The G-20 Compact with Africa can bring change. Governments and agencies have recognized that Africa will develop through private investment. The G-20 has recognized that African governments themselves hold the key to breaking investor wariness of the continent. Preaching, cajoling, and paying African governments to say things they did not mean has changed to a menu of commitments that governments are free to make or ignore. The G-20 accepts that Africa, like Asia, will be led out of poverty by those governments that pioneer change. The compacts will help the most ambitious governments lead the way.

The G-20 accepts that Africa, like Asia, will be led out of poverty by those governments that pioneer change.

I have helped design this approach. Initially, a common reaction was that without money on the table, no African government would show interest. Now 10 governments are actively developing their own compacts. These plans combine practical detail and high-level commitment. For each, an integrated team of officials from the government and international agencies works on policy specifics clustered into three investor concerns: building a stable macroeconomic environment; providing a transparent and straightforward business environment; and deepening sources of investment finance. Governments choose their focus, and for each there is a further choice of suggested commitments. Once government commitments are determined, the complementary commitments that agencies and G-20 governments can make are negotiated. Again, there is no prior commitment for specific support, but there is a presumption of coherence.

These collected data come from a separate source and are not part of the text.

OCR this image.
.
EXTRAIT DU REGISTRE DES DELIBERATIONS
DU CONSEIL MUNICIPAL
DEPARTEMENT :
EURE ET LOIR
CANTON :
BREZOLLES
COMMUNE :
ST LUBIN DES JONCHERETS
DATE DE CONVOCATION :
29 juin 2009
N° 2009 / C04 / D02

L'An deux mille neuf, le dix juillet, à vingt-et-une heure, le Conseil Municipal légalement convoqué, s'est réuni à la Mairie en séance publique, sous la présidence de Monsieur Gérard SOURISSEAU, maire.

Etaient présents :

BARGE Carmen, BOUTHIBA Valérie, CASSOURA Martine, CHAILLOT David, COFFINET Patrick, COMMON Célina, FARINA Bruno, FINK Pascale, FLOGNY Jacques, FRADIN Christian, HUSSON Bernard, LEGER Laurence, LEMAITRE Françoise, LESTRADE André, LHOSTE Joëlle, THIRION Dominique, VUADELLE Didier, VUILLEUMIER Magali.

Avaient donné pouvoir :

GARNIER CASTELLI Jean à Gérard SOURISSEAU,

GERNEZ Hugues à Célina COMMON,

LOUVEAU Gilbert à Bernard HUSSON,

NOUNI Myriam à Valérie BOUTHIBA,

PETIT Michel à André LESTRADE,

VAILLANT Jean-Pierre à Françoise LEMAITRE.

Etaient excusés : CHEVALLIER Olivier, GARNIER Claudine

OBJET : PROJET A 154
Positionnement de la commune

These coherent packages of commitments will lower the costs and risks of investment. Since each process is driven by the government, no two compacts will look the same. But to be acceptable for the G-20, each must be credible, marking a quantum change to its chosen objective. High-level commitment from the G-20 has turned the new approach from a short-lived initiative into an enduring process: A standing committee will maintain momentum and provide continuity.

Over time, the new actions of the Compact with Africa governments, matched by complementary actions of supporting G-20 governments and the new investments that are attracted, will help change the realities on the ground. They will be tracked on www.CompactwithAfrica.org, administered by the IMF. As the compacts deliver, other governments will join. This is the lesson from Asia: Change happens not by reluctant governments being coerced, but as successful pioneers get emulated.